Pepper and Dark Cubed’s State of IoT Security Report reveals widespread systemic problems within the IoT.
IoT platform and service provider Pepper IoT has teamed up with cybersecurity company Dark Cubed to present the State of IoT Security Report. The report revealed widespread systemic issues within the IoT and found that so-called smart devices still fail miserably when it comes to security. The State of IoT Report looked at nine IoT devices and applications, testing consumer smart home devices that are available at major retailers across the country.
“Just as retailers wouldn’t sell unsafe toys, tainted lettuce or products with toxic chemicals, they have a responsibility to sell safe and secure IoT devices to consumers. We are highly motivated to partner with Dark Cubed. Their report highlighted some of the key problems in the IoT market that we are solving. We are committed to working with major retailers and device manufacturers to leverage our trusted U.S.-based platform for secure and private consumer IoT management,” said Scott Ford, CEO at Pepper IoT.
Dark Cubed’s experts tested and analyzed the privacy and security of the devices. Rather than try to hack into the devices, the tests looked at how the devices operate as designed and how secure they were doing so. The tests revealed anomalies and communications that could not be explained.
According to the report, key findings of the include:
- Device security is important, but the platform is much more critical: Connected devices require a sophisticated networked platform to manage communications, protect data, identify and patch vulnerabilities, and to deliver a quality experience. Many (potentially most) consumer-connected devices available in U.S. retail today are managed by offshore platforms that have no motivation to protect user data or ensure high-security standards.
- Patching will not fix systemic problems: Devices that are insecure from the moment they were installed have the potential to do immediate damage. These devices must be secure from Day One to ensure the protection of consumer data.
- The market must make security a priority: Several of the devices reviewed were painfully insecure, showing that neither the manufacturer nor its platform provider addressed security. These devices leak sensitive consumer data and open direct lines of communication to servers in countries of concern.

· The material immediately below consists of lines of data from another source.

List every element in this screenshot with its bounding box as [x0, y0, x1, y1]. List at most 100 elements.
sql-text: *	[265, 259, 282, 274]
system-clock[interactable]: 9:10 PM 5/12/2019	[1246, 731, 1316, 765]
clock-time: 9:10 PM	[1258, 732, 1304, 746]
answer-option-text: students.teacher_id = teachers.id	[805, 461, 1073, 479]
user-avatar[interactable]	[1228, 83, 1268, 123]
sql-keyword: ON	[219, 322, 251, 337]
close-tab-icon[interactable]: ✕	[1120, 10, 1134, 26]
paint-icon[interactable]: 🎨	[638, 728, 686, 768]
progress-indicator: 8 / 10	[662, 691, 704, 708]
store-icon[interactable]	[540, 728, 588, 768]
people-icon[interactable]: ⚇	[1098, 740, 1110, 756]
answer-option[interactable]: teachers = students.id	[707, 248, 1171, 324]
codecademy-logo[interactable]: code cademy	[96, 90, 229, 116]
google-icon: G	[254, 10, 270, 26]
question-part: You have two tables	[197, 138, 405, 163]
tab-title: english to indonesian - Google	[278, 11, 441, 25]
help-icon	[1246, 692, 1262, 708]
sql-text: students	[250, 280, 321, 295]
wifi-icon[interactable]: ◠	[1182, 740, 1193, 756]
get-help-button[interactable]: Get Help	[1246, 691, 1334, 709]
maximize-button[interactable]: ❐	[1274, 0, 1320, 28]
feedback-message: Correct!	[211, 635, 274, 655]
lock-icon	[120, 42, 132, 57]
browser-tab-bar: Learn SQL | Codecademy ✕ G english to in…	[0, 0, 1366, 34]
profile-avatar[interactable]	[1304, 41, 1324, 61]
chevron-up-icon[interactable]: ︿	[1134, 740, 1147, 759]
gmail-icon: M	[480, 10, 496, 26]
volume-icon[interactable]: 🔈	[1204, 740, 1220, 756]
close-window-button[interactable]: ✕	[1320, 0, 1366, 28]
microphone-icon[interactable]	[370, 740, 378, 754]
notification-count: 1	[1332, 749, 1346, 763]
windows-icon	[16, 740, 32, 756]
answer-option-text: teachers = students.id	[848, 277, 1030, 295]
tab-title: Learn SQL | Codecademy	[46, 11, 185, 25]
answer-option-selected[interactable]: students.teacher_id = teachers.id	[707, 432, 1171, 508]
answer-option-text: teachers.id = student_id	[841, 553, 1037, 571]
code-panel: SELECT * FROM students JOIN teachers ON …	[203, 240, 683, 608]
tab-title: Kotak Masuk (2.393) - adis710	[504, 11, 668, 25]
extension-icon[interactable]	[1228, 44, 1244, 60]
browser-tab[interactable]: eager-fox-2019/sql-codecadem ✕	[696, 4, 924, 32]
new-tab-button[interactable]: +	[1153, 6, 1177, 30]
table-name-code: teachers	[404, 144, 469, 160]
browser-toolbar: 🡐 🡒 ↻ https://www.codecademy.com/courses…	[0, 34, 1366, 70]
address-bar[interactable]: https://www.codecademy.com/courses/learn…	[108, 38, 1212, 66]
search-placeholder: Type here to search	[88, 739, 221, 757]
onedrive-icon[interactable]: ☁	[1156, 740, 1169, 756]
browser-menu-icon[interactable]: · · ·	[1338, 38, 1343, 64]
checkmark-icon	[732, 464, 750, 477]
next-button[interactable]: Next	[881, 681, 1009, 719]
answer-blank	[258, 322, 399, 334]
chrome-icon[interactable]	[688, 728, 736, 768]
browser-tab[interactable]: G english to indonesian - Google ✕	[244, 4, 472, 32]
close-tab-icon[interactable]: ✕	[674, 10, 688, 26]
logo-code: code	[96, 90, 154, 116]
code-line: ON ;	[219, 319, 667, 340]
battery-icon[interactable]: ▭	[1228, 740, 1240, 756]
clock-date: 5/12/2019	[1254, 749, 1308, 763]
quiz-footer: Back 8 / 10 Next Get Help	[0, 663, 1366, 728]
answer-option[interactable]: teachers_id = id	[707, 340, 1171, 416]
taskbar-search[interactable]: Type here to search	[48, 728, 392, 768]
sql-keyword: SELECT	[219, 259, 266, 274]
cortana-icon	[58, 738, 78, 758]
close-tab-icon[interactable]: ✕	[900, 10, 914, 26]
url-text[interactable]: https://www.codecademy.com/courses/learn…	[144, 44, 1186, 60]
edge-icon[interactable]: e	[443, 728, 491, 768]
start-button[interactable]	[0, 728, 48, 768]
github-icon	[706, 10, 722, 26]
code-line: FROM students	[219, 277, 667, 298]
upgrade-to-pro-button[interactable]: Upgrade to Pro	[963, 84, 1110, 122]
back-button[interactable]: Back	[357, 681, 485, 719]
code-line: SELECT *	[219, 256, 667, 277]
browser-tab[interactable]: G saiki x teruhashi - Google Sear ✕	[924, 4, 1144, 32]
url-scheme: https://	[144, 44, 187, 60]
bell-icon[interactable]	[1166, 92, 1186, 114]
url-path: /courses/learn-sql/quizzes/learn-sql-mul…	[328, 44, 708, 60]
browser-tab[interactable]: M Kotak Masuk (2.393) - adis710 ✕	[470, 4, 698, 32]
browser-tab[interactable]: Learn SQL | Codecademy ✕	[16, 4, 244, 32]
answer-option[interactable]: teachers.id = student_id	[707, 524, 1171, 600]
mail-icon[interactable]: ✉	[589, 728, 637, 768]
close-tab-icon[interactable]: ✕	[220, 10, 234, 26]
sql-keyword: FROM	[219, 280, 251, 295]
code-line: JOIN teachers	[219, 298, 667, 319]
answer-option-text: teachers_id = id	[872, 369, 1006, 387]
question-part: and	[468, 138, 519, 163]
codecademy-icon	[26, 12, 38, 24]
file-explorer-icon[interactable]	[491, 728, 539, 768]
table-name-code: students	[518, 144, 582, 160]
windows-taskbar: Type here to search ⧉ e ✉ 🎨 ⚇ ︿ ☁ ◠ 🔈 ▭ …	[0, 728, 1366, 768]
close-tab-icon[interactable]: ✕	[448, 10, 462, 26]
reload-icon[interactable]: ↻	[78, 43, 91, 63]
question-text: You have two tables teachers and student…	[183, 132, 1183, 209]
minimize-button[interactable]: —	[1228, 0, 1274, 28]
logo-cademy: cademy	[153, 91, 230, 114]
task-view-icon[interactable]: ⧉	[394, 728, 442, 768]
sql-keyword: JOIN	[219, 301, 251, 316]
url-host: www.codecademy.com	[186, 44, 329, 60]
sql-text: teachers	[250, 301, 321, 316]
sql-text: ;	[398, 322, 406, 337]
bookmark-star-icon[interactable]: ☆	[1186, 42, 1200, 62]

“If we do not address the problem of insecure consumer IoT devices and the lack of respect for consumer privacy soon, it is going to be too late. Just because the space is complex and rapidly developing is not an excuse for retailers and regulators to turn a blind eye. In fact, the opposite is true. Retailers must consider security as a part of their buying processes and government must consider regulations that focus on consumer protections. We are passionate about these issues and excited to work with Pepper IoT in leading change,” said Vince Crisler, CEO, Dark Cubed.